Alle hens aan dek

geplaatst op 10 september 2020

De coronacrisis eist zijn tol. Niet alleen onder de slachtoffers en hun familieleden, ook voor het ziekenhuispersoneel zijn het zware tijden. In gesprek met Alja van der Lugt-Knol (49), werkzaam op de afdeling Intensive Care van het LUMC.

Wat is je beroep en welke werkzaamheden horen daarbij?

‘Als Intensive Care (IC) verpleegkundige verpleeg ik patiënten bij wie een of meerdere vitale functies kunstmatig worden overgenomen. Ik begeleid hen en hun naasten in het ziekteproces, waak over de vitale functies en anticipeer op wat ik zie. Op deze afdeling verlenen we hoog complexe zorg. De situatie van de patiënt kan acuut veranderen en daarom moeten we snel en accuraat kunnen handelen.’

Hoe zag een normale werkdag eruit vóór coronatijd?

‘Elke werkdag is anders, maar werkzaamheden als de lichamelijke verzorging van de patiënt, visites lopen met de arts en met een patiënt op transport voor bijvoorbeeld een ct-scan komen elke dag terug. Daarbij konden we als collegae elkaar makkelijk aanspreken, overleggen en evalueren. Zelf was ik bezig met de opleiding Intensive Care voor kinderen. Deze werd helaas on hold gezet omdat we opeens allen nodig waren op de volwassen IC.’

Wat is er veranderd in je werk sinds de uitbraak van het coronavirus?

‘In coronatijd werken we met beschermende kleding aan, wat nogal wat beperkingen geeft. We moeten meer letten op het (her)gebruik van materialen omdat er tekorten ontstonden. Bovendien zijn de werkprotocollen aangepast. Door de grote drukte die op de afdeling ontstond, was hulp nodig van collegae van andere afdelingen uit het ziekenhuis. Het op elkaar ingespeeld raken kost extra energie en goede communicatie.’

Is het werken op de Intensive Care nu zwaarder?

‘Het werk is nu fysiek zwaarder dan voor de pandemie. We dragen een overschort, masker en skibril, en bij bepaalde handelingen ook een spatscherm. Hierdoor krijgen we het snel warm en beslaat de skibril. Omdat je niet zo lang achter elkaar kunt werken met al deze beschermende middelen, wordt er vaker een pauze ingelast. Op de pauzemomenten van je collega krijg je echter zijn/haar patiënten erbij, wat weer extra druk geeft.’

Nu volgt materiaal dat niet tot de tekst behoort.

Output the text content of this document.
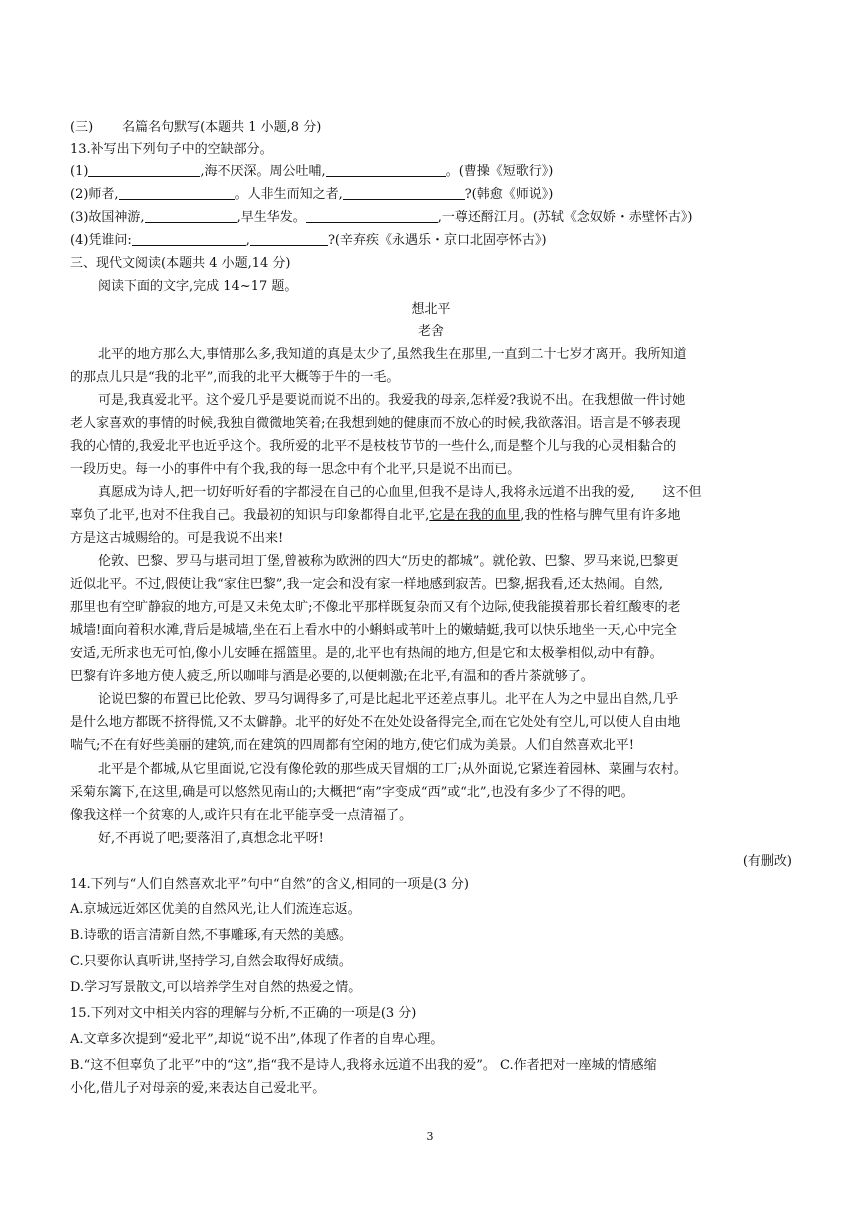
(三)       名篇名句默写(本题共 1 小题,8 分)
13.补写出下列句子中的空缺部分。
(1)	,海不厌深。周公吐哺,	。(曹操《短歌行》)
(2)师者,	。人非生而知之者,	?(韩愈《师说》)
(3)故国神游,	,早生华发。	,一尊还酹江月。(苏轼《念奴娇・赤壁怀古》)
(4)凭谁问:	,	?(辛弃疾《永遇乐・京口北固亭怀古》)
三、现代文阅读(本题共 4 小题,14 分)
阅读下面的文字,完成 14~17 题。
想北平
老舍
北平的地方那么大,事情那么多,我知道的真是太少了,虽然我生在那里,一直到二十七岁才离开。我所知道
的那点儿只是“我的北平”,而我的北平大概等于牛的一毛。
可是,我真爱北平。这个爱几乎是要说而说不出的。我爱我的母亲,怎样爱?我说不出。在我想做一件讨她
老人家喜欢的事情的时候,我独自微微地笑着;在我想到她的健康而不放心的时候,我欲落泪。语言是不够表现
我的心情的,我爱北平也近乎这个。我所爱的北平不是枝枝节节的一些什么,而是整个儿与我的心灵相黏合的
一段历史。每一小的事件中有个我,我的每一思念中有个北平,只是说不出而已。
真愿成为诗人,把一切好听好看的字都浸在自己的心血里,但我不是诗人,我将永远道不出我的爱, 这不但
辜负了北平,也对不住我自己。我最初的知识与印象都得自北平,它是在我的血里,我的性格与脾气里有许多地
方是这古城赐给的。可是我说不出来!
伦敦、巴黎、罗马与堪司坦丁堡,曾被称为欧洲的四大“历史的都城”。就伦敦、巴黎、罗马来说,巴黎更
近似北平。不过,假使让我“家住巴黎”,我一定会和没有家一样地感到寂苦。巴黎,据我看,还太热闹。自然,
那里也有空旷静寂的地方,可是又未免太旷;不像北平那样既复杂而又有个边际,使我能摸着那长着红酸枣的老
城墙!面向着积水滩,背后是城墙,坐在石上看水中的小蝌蚪或苇叶上的嫩蜻蜓,我可以快乐地坐一天,心中完全
安适,无所求也无可怕,像小儿安睡在摇篮里。是的,北平也有热闹的地方,但是它和太极拳相似,动中有静。
巴黎有许多地方使人疲乏,所以咖啡与酒是必要的,以便刺激;在北平,有温和的香片茶就够了。
论说巴黎的布置已比伦敦、罗马匀调得多了,可是比起北平还差点事儿。北平在人为之中显出自然,几乎
是什么地方都既不挤得慌,又不太僻静。北平的好处不在处处设备得完全,而在它处处有空儿,可以使人自由地
喘气;不在有好些美丽的建筑,而在建筑的四周都有空闲的地方,使它们成为美景。人们自然喜欢北平!
北平是个都城,从它里面说,它没有像伦敦的那些成天冒烟的工厂;从外面说,它紧连着园林、菜圃与农村。
采菊东篱下,在这里,确是可以悠然见南山的;大概把“南”字变成“西”或“北”,也没有多少了不得的吧。
像我这样一个贫寒的人,或许只有在北平能享受一点清福了。
好,不再说了吧;要落泪了,真想念北平呀!
(有删改)
14.下列与“人们自然喜欢北平”句中“自然”的含义,相同的一项是(3 分)
A.京城远近郊区优美的自然风光,让人们流连忘返。
B.诗歌的语言清新自然,不事雕琢,有天然的美感。
C.只要你认真听讲,坚持学习,自然会取得好成绩。
D.学习写景散文,可以培养学生对自然的热爱之情。
15.下列对文中相关内容的理解与分析,不正确的一项是(3 分)
A.文章多次提到“爱北平”,却说“说不出”,体现了作者的自卑心理。
B.“这不但辜负了北平”中的“这”,指“我不是诗人,我将永远道不出我的爱”。 C.作者把对一座城的情感缩
小化,借儿子对母亲的爱,来表达自己爱北平。
3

‘Niet alleen lichamelijk is het lastiger, ook het mentale aspect valt zwaar omdat je patiënten niet goed kunt leren kennen. Het (video)bellen van de familie vind ik het moeilijkst. De afstand is groot maar je voelt de angst en zorgen. Normaliter sta je naast de familie bij de patiënt en leg je rustig uit waar alle infusen en slangen voor dienen. Dat stelt ze vaak gerust. Ook het familiegesprek met arts en verpleegkundigen over patiënten die langer op de IC liggen valt nu weg.’

Zie je blijvende veranderingen in de werkmethodiek?

‘Die zullen we zeker gaan zien, en daar maak ik me ook wel zorgen om. De politiek wil bijvoorbeeld dat er meer bedden komen op de Intensive Care-afdelingen. Maar daar is niet voldoende gekwalificeerd personeel voor. En scholing duurt 18 maanden. Ook zullen er wellicht vaste wijzigingen in het werkprotocol komen.’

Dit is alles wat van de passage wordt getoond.